Action Spectrum of Erosion Prevention Using Low Power Laser Energy

Erosion is the loss of dental hard tissues, from an acidic challenge, resulting in loss of tooth structure by dissolution and hypersensitivity to environmental stimuli. LAF therapy with 488 nm laser energy has been shown previously to increase the resistance of human enamel and dentine to acid dissolution in laboratory models of dental caries. Objective: The aims of this study were to investigate the action spectrum of laser-activated fluoride (LAF) therapy on tooth enamel, and any associated intra-pulpal temperature change.

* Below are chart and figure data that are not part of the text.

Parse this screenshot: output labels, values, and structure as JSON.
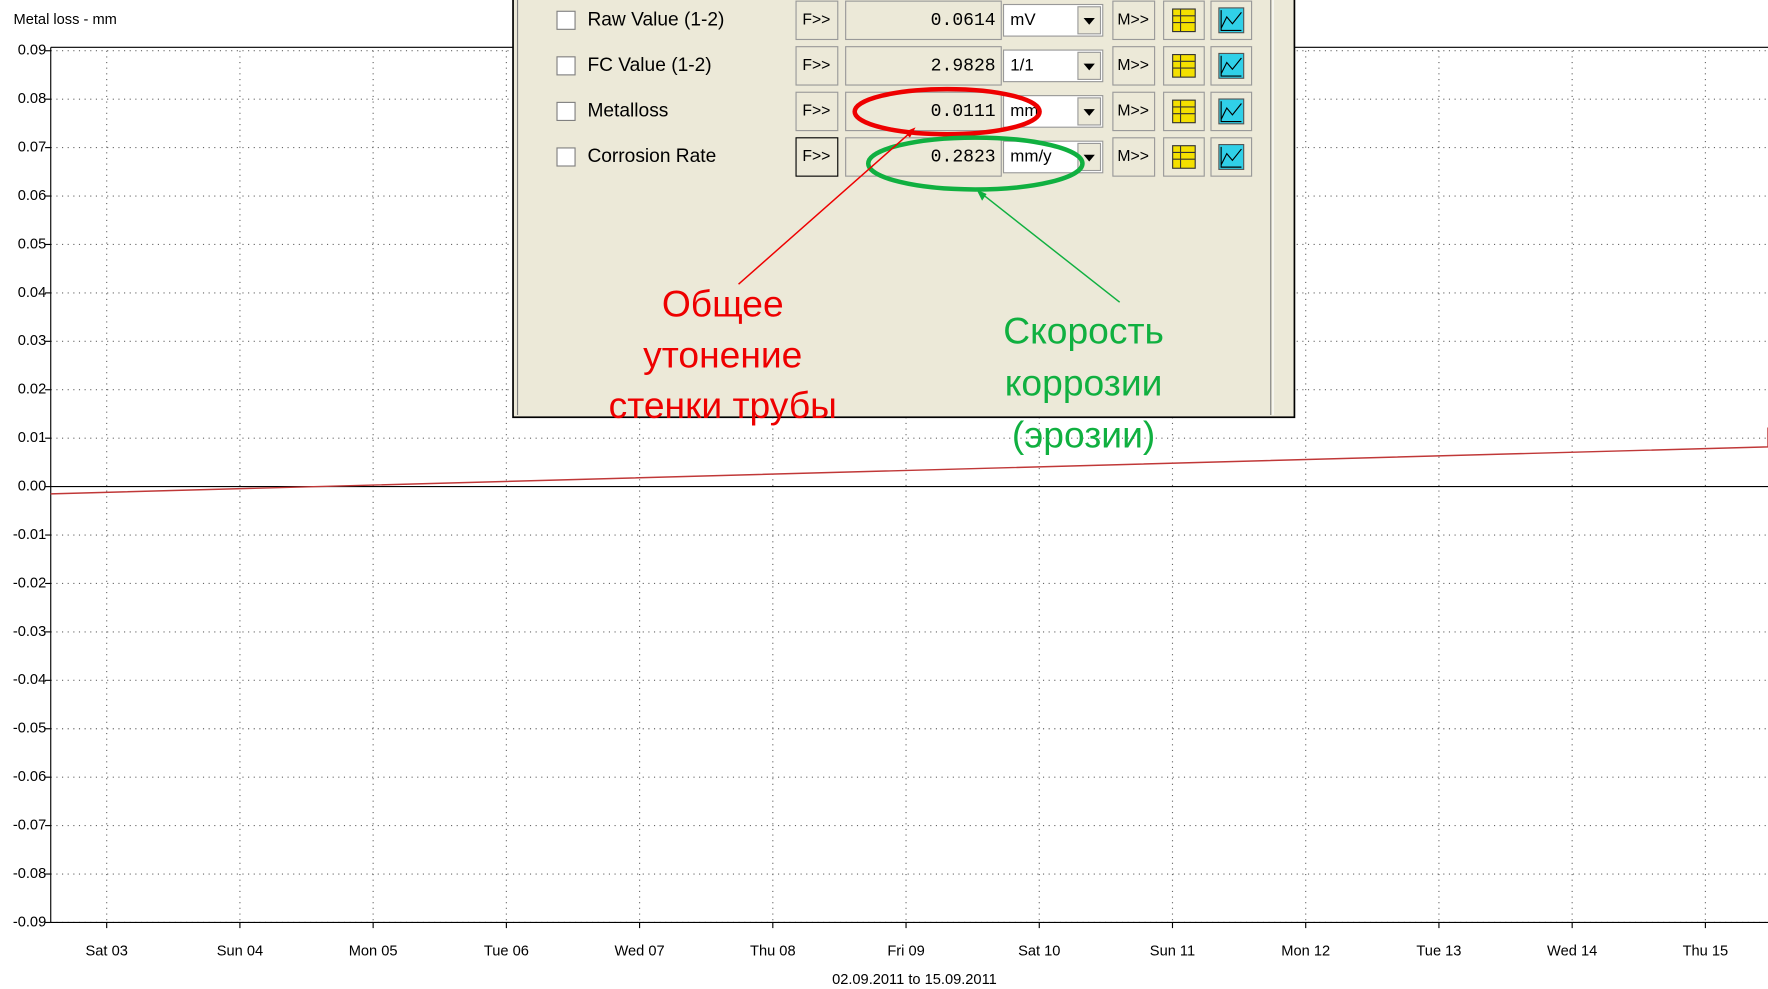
{
  "chart_data": {
    "type": "line",
    "y_axis_label": "Metal loss - mm",
    "x_caption": "02.09.2011 to 15.09.2011",
    "x": [
      2.58,
      15.47,
      15.47
    ],
    "series": [
      {
        "color": "#c03838",
        "values": [
          -0.0015,
          0.0082,
          0.0122
        ]
      }
    ],
    "xlim": [
      2.58,
      15.47
    ],
    "xticks": [
      {
        "value": 3,
        "label": "Sat 03"
      },
      {
        "value": 4,
        "label": "Sun 04"
      },
      {
        "value": 5,
        "label": "Mon 05"
      },
      {
        "value": 6,
        "label": "Tue 06"
      },
      {
        "value": 7,
        "label": "Wed 07"
      },
      {
        "value": 8,
        "label": "Thu 08"
      },
      {
        "value": 9,
        "label": "Fri 09"
      },
      {
        "value": 10,
        "label": "Sat 10"
      },
      {
        "value": 11,
        "label": "Sun 11"
      },
      {
        "value": 12,
        "label": "Mon 12"
      },
      {
        "value": 13,
        "label": "Tue 13"
      },
      {
        "value": 14,
        "label": "Wed 14"
      },
      {
        "value": 15,
        "label": "Thu 15"
      }
    ],
    "ylim": [
      -0.09,
      0.09
    ],
    "yticks": [
      0.09,
      0.08,
      0.07,
      0.06,
      0.05,
      0.04,
      0.03,
      0.02,
      0.01,
      {
        "value": 0,
        "label": "0.00"
      },
      -0.01,
      -0.02,
      -0.03,
      -0.04,
      -0.05,
      -0.06,
      -0.07,
      -0.08,
      -0.09
    ],
    "grid": true
  },
  "panel": {
    "f_button": "F>>",
    "m_button": "M>>",
    "rows": [
      {
        "label": "Raw Value (1-2)",
        "value": "0.0614",
        "unit": "mV"
      },
      {
        "label": "FC Value (1-2)",
        "value": "2.9828",
        "unit": "1/1"
      },
      {
        "label": "Metalloss",
        "value": "0.0111",
        "unit": "mm"
      },
      {
        "label": "Corrosion Rate",
        "value": "0.2823",
        "unit": "mm/y"
      }
    ]
  },
  "annotations": {
    "metal_loss": [
      "Общее",
      "утонение",
      "стенки трубы"
    ],
    "corrosion_rate": [
      "Скорость",
      "коррозии",
      "(эрозии)"
    ]
  }
}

An in-vitro model of erosion of human dental enamel was used to assess whether LAF therapy provides enhanced fluoride protection to enamel. Methods: Buccal and lingual surfaces of extracted sound, molar and premolar teeth were used to prepare matched pairs of enamel slabs (N=10 per treatment group). After application of 1.23% neutral sodium fluoride gel, slab surfaces were lased (energy density 15 J/cm-2; spot size 5 mm, wavelength 488, 514.5, 532, 633, 670, 830 or 1064 nm), then exposed to an erosive challenge (1.0 M HCl for 5 min). The Vicker’s Hardness Number (VHN) was recorded before fluoride gel application and again following acid challenge. Negative controls did not receive laser exposure. Results: All wavelengths of laser light examined provided an effective LAF effect, compared with the unlased negative control surfaces. Visible red wavelengths (633 and 670 nm) provided the greatest effect. ConclusionS: From these findings, we conclude that the action spectrum of the LAF effect extends across the visible spectrum, and peaks in the 633 nm wavelength region.